WARSAW (Reuters) - Poland’s government has sent an official note to U.S. authorities seeking diplomatic assurances that an inmate at the U.S. military jail in Guantanamo Bay will not be subject to the death penalty, the Polish Foreign Ministry said on Tuesday.
The European Court of Human Rights ruled earlier this year that the Guantanamo inmate, Abd al-Rahim al-Nashiri, had been held illegally in a CIA jail on Polish soil and later transferred into U.S. jurisdiction without due process.
Nashiri is to stand trial before a military tribunal on charges of masterminding the 2000 suicide bombing of the warship USS Cole off Yemen, in which 17 U.S. sailors were killed. If found guilty, he could be sentenced to death.
In a statement sent to Reuters, the Polish Foreign Ministry said that Poland’s government “has taken steps to seek diplomatic assurances that the applicant (Nashiri) will not be subjected to the death penalty, first by engaging in diplomatic talks, and then by delivering an official note on the matter”.

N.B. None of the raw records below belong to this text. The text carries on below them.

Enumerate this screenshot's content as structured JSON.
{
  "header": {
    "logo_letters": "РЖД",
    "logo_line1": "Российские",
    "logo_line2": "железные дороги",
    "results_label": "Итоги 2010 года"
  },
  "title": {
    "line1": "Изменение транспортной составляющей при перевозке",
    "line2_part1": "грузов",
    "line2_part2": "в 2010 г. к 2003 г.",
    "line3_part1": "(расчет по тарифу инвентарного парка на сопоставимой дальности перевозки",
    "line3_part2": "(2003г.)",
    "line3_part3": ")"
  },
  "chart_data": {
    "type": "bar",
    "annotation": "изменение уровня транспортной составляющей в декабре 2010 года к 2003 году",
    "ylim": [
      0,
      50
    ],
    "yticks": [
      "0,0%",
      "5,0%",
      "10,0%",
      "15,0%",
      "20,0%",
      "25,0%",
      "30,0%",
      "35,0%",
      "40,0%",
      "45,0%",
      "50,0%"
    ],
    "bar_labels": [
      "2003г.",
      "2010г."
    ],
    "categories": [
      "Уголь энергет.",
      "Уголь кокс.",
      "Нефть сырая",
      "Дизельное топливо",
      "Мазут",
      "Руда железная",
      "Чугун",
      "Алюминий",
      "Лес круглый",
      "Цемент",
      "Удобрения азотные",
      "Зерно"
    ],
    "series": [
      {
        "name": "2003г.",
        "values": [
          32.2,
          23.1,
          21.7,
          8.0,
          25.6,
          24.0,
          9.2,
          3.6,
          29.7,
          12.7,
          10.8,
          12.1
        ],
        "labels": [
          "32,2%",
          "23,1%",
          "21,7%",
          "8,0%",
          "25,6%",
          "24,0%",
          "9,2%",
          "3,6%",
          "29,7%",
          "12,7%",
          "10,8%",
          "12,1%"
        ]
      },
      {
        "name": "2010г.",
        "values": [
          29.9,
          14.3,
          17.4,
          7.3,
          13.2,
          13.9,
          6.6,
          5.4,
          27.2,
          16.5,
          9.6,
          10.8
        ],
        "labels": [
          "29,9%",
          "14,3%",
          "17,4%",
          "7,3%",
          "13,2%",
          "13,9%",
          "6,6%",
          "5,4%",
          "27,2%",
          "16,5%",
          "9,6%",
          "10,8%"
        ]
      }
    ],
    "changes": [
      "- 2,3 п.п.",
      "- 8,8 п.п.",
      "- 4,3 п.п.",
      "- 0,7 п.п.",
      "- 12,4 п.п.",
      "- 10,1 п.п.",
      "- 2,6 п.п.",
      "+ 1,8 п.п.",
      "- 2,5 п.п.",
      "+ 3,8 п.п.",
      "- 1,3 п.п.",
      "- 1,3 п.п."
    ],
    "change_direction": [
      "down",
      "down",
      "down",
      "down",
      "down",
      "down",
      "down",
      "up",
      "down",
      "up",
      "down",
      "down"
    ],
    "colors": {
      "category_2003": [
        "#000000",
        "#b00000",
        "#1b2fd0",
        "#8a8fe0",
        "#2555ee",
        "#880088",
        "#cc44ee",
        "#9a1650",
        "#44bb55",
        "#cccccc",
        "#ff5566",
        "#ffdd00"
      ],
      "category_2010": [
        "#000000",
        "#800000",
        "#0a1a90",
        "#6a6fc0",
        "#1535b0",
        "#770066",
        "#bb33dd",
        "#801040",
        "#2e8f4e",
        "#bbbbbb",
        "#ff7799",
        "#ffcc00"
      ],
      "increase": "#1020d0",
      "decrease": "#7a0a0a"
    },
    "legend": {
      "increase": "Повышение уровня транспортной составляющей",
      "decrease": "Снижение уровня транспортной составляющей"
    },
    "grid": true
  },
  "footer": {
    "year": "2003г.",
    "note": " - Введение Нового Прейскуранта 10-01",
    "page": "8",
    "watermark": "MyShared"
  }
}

The Foreign Ministry did not reply to questions from Reuters over whether there had been a response from U.S. authorities.
But it said it also planned to take additional steps to seek assurances from the U.S. authorities that neither Nashiri nor another man sent to Guantanamo after being held in Poland, Abu Zubaydah, would be exposed to a “flagrant denial of justice”.
By seeking the assurances from the United States, the Polish government was implementing one of the requirements set out in the European Court’s ruling.
A report by the U.S. Senate intelligence committee published last year described how, in the aftermath of the Sept. 11, 2001 attacks, the CIA held dozens of al Qaeda suspects in secret facilities around the world, and subjected many to torture.
To date, the only people held to account have been in Europe. The European Court of Human Rights, based in Strasbourg, ordered the Polish government to pay compensation to Nashiri and Zubaydah, and hold an investigation into how they came to be secretly detained in a villa in a Polish forest.
The United States opened the Guantanamo facility in 2002 to hold what it described as foreign terrorism suspects. The treatment of detainees there has drawn international criticism.
Lawyers for Guantanamo detainees facing trial say they believe the legal cases in Europe will undermine the U.S. prosecutions against their clients. They say the charges against them are based on testimony extracted under torture.